The first in the series was Lawrence Ferlinghetti's "Poem" (1986), featuring a tipped-on reproduction (color copy) of his painting Earth First, (The Dark Stand). Set in Linotype Bodoni and printed on Rives paper. The edition was 150 numbered copies. When Robert showed the finished piece to Ferlinghetti, the poet was enthusiastic. When Robert asked if he could perhaps offer some for sale through his San Francisco bookshop, City Lights, he exclaimed, "It's wonderful! But we could never sell it to our customers."
"A Woman's Plea for War" (1986) reprints Olive Schreiner's essay from Century Magazine, October 1914. Edition of 150 copies set in Linotype Granjon and ATF Garamond, incorporating an image from an old copper engraving, and printed on Frankfurt laid or Japanese Masa paper. The author points out that women "have in all ages produced, at an enormous cost, the primal munition of war" and "will end war when her voice is fully and clearly heard in governance of state." The author was born in South Africa in 1855. Despite having no formal education, she became an outspoken writer and passionate crusader for women's rights and against racial injuctice.
"Valley Railroad" (1986), created in collaboration with Oliver Jensen (the founder, with some friends from Yale, of the famous hardbound quarterlies American Heritage and Horizon), reproduces two old Victorian wood engravings, various typefaces and borders. It advertises, in a period style, a steam locomotive running the Connecticut Valley Line in the 1980s. Printed on Japanese, Nideggen and Rives papers (different color combinations on the different papers). Edition of 159 numbered copies.

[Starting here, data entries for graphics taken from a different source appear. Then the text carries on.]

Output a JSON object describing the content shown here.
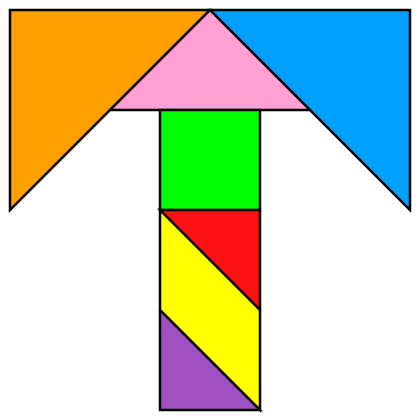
{
  "puzzle": {
    "figure": "T shape",
    "outline_color": "#000000",
    "background_color": "#ffffff",
    "pieces": [
      {
        "name": "large-triangle-left",
        "kind": "large triangle",
        "color": "#ffa000"
      },
      {
        "name": "large-triangle-right",
        "kind": "large triangle",
        "color": "#00a0ff"
      },
      {
        "name": "medium-triangle",
        "kind": "medium triangle",
        "color": "#ffa0d2"
      },
      {
        "name": "square",
        "kind": "square",
        "color": "#00ff00"
      },
      {
        "name": "small-triangle-top",
        "kind": "small triangle",
        "color": "#ff1010"
      },
      {
        "name": "parallelogram",
        "kind": "parallelogram",
        "color": "#ffff00"
      },
      {
        "name": "small-triangle-bottom",
        "kind": "small triangle",
        "color": "#a050c0"
      }
    ]
  }
}
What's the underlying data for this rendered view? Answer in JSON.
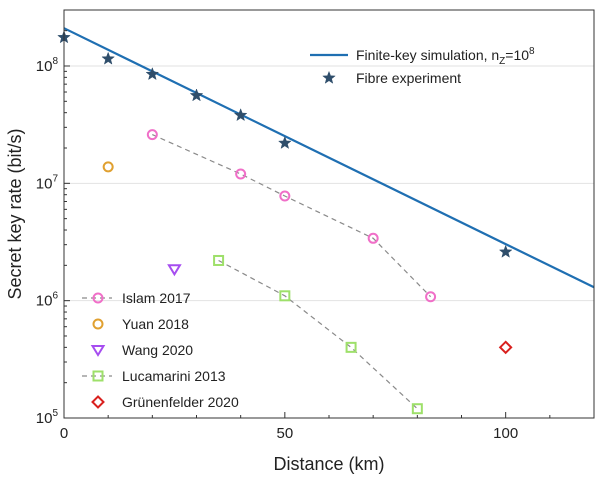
{
  "chart_data": {
    "type": "scatter",
    "xlabel": "Distance (km)",
    "ylabel": "Secret key rate (bit/s)",
    "xlim": [
      0,
      120
    ],
    "ylim": [
      100000,
      300000000
    ],
    "yscale": "log",
    "x_ticks": [
      0,
      50,
      100
    ],
    "y_ticks": [
      {
        "value": 100000,
        "base": "10",
        "exp": "5"
      },
      {
        "value": 1000000,
        "base": "10",
        "exp": "6"
      },
      {
        "value": 10000000,
        "base": "10",
        "exp": "7"
      },
      {
        "value": 100000000,
        "base": "10",
        "exp": "8"
      }
    ],
    "grid": "horizontal",
    "series": [
      {
        "name": "Finite-key simulation, n",
        "name_sub": "Z",
        "name_suffix": "=10",
        "name_sup": "8",
        "marker": "line",
        "color": "#1f6fb2",
        "x": [
          0,
          120
        ],
        "y": [
          210000000,
          1300000
        ]
      },
      {
        "name": "Fibre experiment",
        "marker": "star",
        "color": "#2f4e6b",
        "x": [
          0,
          10,
          20,
          30,
          40,
          50,
          100
        ],
        "y": [
          175000000,
          115000000,
          85000000,
          56000000,
          38000000,
          22000000,
          2600000
        ]
      },
      {
        "name": "Islam 2017",
        "marker": "circle",
        "connect": true,
        "color": "#f06fc8",
        "x": [
          20,
          40,
          50,
          70,
          83
        ],
        "y": [
          26000000,
          12000000,
          7800000,
          3400000,
          1080000
        ]
      },
      {
        "name": "Yuan 2018",
        "marker": "circle",
        "color": "#e0a030",
        "x": [
          10
        ],
        "y": [
          13800000
        ]
      },
      {
        "name": "Wang 2020",
        "marker": "triangle-down",
        "color": "#a64df0",
        "x": [
          25
        ],
        "y": [
          1850000
        ]
      },
      {
        "name": "Lucamarini 2013",
        "marker": "square",
        "connect": true,
        "color": "#9ee06a",
        "x": [
          35,
          50,
          65,
          80
        ],
        "y": [
          2200000,
          1100000,
          400000,
          120000
        ]
      },
      {
        "name": "Grünenfelder 2020",
        "marker": "diamond",
        "color": "#d9201e",
        "x": [
          100
        ],
        "y": [
          400000
        ]
      }
    ]
  }
}
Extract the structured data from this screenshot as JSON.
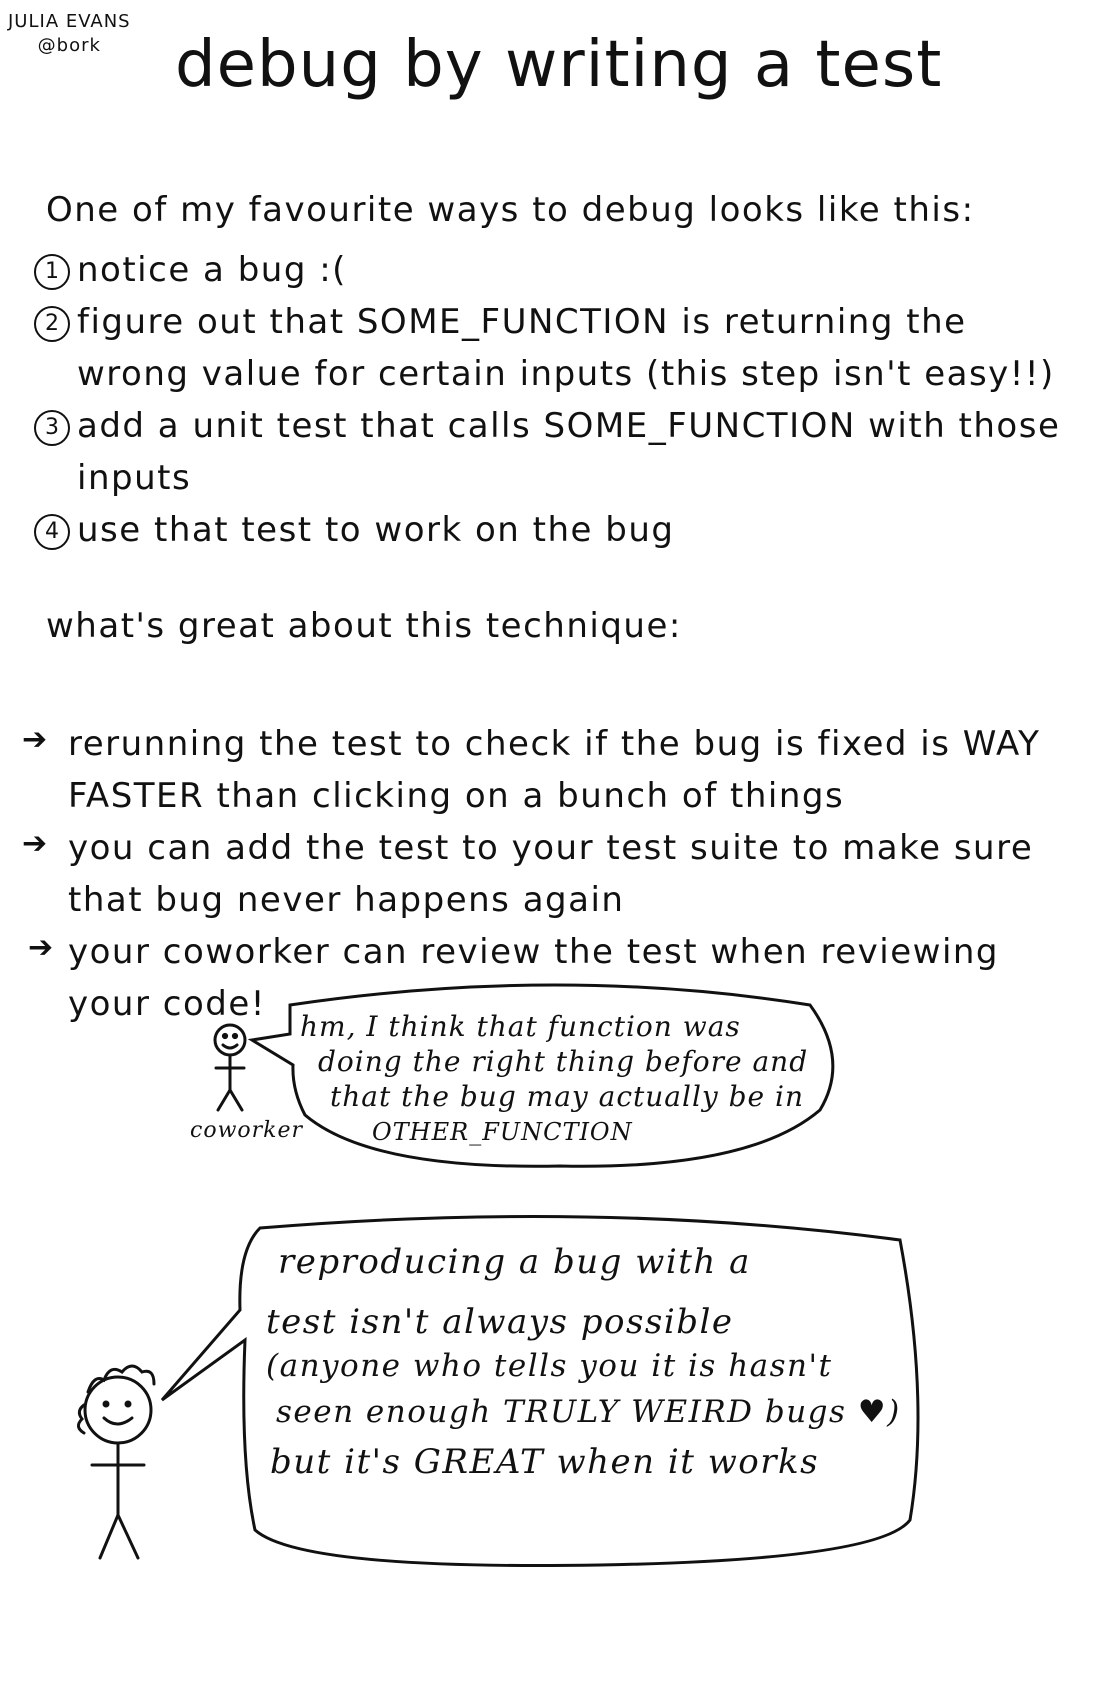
{
  "author": {
    "name": "JULIA EVANS",
    "handle": "@bork"
  },
  "title": "debug by writing a test",
  "intro": "One of my favourite ways to debug looks like this:",
  "steps": [
    {
      "number": "1",
      "lines": [
        "notice a bug :("
      ]
    },
    {
      "number": "2",
      "lines": [
        "figure out that SOME_FUNCTION is returning the",
        "wrong value for certain inputs (this step isn't easy!!)"
      ]
    },
    {
      "number": "3",
      "lines": [
        "add a unit test that calls SOME_FUNCTION with those",
        "inputs"
      ]
    },
    {
      "number": "4",
      "lines": [
        "use that test to work on the bug"
      ]
    }
  ],
  "great_heading": "what's great about this technique:",
  "benefits": [
    {
      "lines": [
        "rerunning the test to check if the bug is fixed is WAY",
        "FASTER than clicking on a bunch of things"
      ]
    },
    {
      "lines": [
        "you can add the test to your test suite to make sure",
        "that bug never happens again"
      ]
    },
    {
      "lines": [
        "your coworker can review the test when reviewing",
        "your code!"
      ]
    }
  ],
  "coworker": {
    "label": "coworker",
    "speech": [
      "hm, I think that function was",
      "doing the right thing before and",
      "that the bug may actually be in",
      "OTHER_FUNCTION"
    ]
  },
  "author_speech": [
    "reproducing a bug with a",
    "test isn't always possible",
    "(anyone who tells you it is hasn't",
    "seen enough TRULY WEIRD bugs ♥)",
    "but it's GREAT when it works"
  ]
}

Newspaper and early color comics are among Robert's many printing-related interests. From his collection he selected a Betty Boop strip (1987), reproducing it from a single large zinc engraving to print the black. He then cut linoleum blocks to fill in each of the areas of color (a total of seven color runs).
The last in the series was "Birdbrain" (1989) by Allen Ginsberg. Robert's initial design for this poem had the text set centered. He was surprised when Ginsberg - not someone who ever seemed bound by convention - objected to the layout, saying that poetry should always be set flush left. In his second design, Robert adorned the border of the sheet with drawings by a family friend, David Hechtlinger, who knew like Ginsberg when they had been institutionalized for a time. These images upset the poet even more than the original text setting, and he refused to sign the broadside. Edition of 150 copies set in Linotype Baskerville and printed on Frankfurt Laid paper.